The title of this book might well suggest to the average reader a class on philosophical ethics, but in fact it is hard-core algebraic geometry. I sometimes wonder whether Grothendieck, when he came up with the word “motive,” already had in mind the many puns that it allows. It is clear that he originally meant a “motive” in the musical sense, i.e., a musical phrase or theme that can be heard repeatedly and recognized. But, at least in English, the psychological meaning of the word is much more prevalent, and when an adjective like “pure” or “mixed” is attached to the word it is hard to resist that interpretation. (I have heard that a mathematician — who shall remain unnamed — once wrote a paper with the sole purpose of defining an “ulterior motive.”) Since the term “pure motive” goes back to Grothendieck himself, I guess he is the one to blame.

So what are these motives? The idea goes back to the 1960s. If one wants to study an algebraic variety defined, say, by a set of polynomial equations with rational coefficients, one of the best tools is cohomology. But which cohomology? By the 1960s, one had several at hand: the classical cohomology theory of complex manifolds, DeRham cohomology, and étale cohomology. The étale theory could be considered over any *p*-adic field, yielding an infinite number of different cohomologies.

One of the most important results of the period was a comparison theorem that showed that in fact these theories were very closely related. While some of these cohomologies carried various kinds of “extra structure,” at base they were all quite similar. This led Grothendieck to dream of some underlying structure, a common motive underlying all of these musical/cohomological expressions.

Motives turned out to be a very fruitful and inspirational idea. Mathematicians working in arithmetic algebraic geometry talk about them all the time. But pinning them down precisely and proving theorems about them has turned out to be quite hard.

Grothendieck formulated quite precisely what these motives should look like. They should carry the basic information that would then be expressed in various “realizations” of the motive, which would be the various cohomology theories. And he described how to create such a theory in the simplest case, the “pure motives” described in this book.
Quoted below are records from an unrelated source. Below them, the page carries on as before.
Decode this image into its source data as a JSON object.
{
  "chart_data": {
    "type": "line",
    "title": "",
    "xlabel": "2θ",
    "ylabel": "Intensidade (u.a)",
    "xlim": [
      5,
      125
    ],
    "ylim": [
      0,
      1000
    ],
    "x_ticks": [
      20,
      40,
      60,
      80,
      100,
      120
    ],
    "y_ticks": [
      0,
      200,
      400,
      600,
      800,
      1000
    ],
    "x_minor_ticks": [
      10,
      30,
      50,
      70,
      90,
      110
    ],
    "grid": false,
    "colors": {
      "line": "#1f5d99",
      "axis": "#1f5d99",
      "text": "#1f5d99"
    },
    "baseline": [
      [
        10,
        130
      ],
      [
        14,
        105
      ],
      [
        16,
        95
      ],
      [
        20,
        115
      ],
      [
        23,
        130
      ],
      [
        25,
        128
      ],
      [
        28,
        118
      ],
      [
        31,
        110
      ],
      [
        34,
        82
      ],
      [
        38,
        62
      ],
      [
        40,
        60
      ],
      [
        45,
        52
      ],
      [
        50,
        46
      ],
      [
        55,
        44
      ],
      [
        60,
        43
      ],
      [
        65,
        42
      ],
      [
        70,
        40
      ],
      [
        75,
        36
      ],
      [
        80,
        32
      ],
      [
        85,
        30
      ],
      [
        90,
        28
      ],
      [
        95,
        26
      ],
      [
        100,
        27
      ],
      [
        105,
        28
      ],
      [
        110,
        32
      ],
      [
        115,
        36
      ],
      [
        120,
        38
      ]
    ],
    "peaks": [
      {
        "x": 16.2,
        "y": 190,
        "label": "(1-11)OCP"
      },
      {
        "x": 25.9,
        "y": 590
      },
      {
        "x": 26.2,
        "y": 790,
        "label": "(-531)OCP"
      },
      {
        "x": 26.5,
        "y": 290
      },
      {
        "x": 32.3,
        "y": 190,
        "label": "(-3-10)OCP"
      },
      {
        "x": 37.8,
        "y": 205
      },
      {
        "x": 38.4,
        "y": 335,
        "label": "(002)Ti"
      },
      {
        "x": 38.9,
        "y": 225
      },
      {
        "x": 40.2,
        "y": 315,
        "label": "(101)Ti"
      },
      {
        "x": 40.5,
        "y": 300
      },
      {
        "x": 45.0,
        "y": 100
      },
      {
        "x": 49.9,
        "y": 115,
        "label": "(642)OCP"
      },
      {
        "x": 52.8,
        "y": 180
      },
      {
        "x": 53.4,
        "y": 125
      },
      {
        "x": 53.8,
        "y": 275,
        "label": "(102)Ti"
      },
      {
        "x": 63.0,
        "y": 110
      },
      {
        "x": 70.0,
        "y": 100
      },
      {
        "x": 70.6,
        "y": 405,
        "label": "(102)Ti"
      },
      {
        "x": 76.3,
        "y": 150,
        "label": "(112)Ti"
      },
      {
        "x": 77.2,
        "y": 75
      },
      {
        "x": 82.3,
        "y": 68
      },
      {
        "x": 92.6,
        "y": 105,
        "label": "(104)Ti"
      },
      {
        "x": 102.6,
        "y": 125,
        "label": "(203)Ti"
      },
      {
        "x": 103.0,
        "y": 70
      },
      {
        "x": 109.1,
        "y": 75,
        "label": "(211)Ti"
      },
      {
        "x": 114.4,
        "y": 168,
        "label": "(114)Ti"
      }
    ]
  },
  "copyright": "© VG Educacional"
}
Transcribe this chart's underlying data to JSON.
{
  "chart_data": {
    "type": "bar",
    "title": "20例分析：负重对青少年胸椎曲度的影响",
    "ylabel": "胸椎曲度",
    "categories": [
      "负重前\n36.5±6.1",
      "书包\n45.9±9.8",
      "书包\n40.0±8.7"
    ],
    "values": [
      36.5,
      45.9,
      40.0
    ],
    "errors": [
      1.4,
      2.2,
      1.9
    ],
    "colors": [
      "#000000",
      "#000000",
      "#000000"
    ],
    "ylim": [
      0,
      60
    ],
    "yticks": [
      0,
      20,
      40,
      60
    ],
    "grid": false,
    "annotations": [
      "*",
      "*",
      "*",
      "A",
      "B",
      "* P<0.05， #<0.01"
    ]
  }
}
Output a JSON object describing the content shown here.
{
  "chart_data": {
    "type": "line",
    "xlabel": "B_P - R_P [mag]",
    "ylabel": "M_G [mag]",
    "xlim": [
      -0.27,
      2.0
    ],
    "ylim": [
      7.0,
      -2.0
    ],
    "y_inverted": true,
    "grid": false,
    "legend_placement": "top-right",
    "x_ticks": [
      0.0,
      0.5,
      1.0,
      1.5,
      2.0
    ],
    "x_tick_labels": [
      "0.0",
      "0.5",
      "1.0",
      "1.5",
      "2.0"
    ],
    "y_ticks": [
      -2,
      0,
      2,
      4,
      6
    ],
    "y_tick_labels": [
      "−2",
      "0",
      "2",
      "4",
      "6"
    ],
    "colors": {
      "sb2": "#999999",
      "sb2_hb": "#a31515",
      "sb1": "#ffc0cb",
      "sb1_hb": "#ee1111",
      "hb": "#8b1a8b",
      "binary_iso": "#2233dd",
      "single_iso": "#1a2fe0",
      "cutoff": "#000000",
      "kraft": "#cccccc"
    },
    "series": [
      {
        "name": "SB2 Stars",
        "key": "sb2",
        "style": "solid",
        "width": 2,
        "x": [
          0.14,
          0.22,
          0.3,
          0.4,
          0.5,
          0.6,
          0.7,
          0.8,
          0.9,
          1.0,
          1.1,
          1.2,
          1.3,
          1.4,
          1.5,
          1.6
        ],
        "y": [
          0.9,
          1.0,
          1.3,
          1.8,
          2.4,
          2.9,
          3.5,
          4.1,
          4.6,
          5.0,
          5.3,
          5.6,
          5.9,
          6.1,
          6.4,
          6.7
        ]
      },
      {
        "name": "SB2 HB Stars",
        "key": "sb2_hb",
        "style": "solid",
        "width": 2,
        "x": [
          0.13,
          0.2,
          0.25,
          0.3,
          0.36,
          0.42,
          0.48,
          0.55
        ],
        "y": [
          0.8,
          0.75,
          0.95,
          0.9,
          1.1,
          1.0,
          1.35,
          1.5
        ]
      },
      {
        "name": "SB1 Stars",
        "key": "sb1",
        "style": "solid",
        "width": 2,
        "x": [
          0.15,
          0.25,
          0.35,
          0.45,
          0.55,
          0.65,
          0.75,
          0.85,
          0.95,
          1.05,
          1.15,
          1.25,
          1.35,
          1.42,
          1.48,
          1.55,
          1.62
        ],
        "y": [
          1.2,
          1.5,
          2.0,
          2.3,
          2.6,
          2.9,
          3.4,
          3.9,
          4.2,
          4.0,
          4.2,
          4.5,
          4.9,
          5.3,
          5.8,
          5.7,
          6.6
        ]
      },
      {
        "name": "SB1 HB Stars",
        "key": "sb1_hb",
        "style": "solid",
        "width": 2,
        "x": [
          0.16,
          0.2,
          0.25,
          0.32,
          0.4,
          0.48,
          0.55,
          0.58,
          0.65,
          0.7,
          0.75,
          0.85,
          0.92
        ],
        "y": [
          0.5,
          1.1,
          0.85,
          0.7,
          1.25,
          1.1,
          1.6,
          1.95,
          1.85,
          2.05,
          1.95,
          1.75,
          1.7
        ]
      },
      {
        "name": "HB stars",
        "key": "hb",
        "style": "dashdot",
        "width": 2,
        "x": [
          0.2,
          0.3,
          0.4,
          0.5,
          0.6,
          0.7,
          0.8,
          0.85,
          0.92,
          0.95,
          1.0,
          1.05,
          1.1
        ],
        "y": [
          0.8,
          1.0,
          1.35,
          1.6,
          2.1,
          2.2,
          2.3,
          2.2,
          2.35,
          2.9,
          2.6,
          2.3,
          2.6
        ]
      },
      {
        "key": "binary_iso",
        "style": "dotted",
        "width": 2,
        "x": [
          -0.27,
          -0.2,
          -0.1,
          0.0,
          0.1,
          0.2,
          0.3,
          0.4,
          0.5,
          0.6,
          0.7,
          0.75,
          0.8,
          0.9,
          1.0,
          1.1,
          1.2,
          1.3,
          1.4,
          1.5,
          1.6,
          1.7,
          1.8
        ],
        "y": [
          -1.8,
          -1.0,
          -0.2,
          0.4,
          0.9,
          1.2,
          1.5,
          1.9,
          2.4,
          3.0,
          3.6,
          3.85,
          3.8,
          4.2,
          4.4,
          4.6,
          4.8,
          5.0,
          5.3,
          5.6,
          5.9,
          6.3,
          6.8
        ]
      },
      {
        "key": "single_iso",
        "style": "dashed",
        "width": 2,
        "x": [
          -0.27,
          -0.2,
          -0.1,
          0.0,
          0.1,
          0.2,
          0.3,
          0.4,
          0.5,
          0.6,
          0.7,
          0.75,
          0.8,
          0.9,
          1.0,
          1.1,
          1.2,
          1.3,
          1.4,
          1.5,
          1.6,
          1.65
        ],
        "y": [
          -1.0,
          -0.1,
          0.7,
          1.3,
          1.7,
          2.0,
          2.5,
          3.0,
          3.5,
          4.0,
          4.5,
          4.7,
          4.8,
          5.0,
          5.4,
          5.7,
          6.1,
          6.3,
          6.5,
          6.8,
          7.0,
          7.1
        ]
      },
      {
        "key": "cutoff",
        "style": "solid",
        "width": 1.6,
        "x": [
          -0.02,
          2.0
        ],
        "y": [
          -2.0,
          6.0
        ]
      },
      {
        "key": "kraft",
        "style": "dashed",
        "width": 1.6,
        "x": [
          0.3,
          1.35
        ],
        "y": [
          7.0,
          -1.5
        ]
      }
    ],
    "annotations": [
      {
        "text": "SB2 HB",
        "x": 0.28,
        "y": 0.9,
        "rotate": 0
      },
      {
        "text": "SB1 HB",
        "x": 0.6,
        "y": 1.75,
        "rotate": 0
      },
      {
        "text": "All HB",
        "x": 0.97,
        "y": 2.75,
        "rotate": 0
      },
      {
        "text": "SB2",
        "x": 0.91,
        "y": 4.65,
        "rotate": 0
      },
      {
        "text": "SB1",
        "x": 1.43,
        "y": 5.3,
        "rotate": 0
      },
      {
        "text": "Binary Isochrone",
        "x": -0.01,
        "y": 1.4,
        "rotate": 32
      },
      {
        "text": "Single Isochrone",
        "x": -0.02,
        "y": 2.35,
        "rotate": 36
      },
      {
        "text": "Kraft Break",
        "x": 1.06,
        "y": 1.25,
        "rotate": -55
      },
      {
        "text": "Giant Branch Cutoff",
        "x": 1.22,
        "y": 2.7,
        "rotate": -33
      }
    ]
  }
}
There still no completely satisfactory theory of the more general “mixed motives” Even for pure motives the theory is not completely in place: we have a good construction, but in order to prove that they do what they are supposed to do one would need to have a proof of the “standard conjectures” about algebraic cycles. Those are far from settled.

The lectures in this book were given by Murre, originally in 1988 and then many other times in various settings. With the help of Nagel and Peters, they have been written up completely and can now be made available to all who want to know more. They cover the construction and theory of pure motives, but also offer some hints about how to go beyond them. They are, of course, quite technical, but those of us who want to add some more detail to the vague “philosophy of motives” will welcome them gladly.

Fernando Q. Gouvêa is Carter Professor of Mathematics at Colby College in Waterville, ME.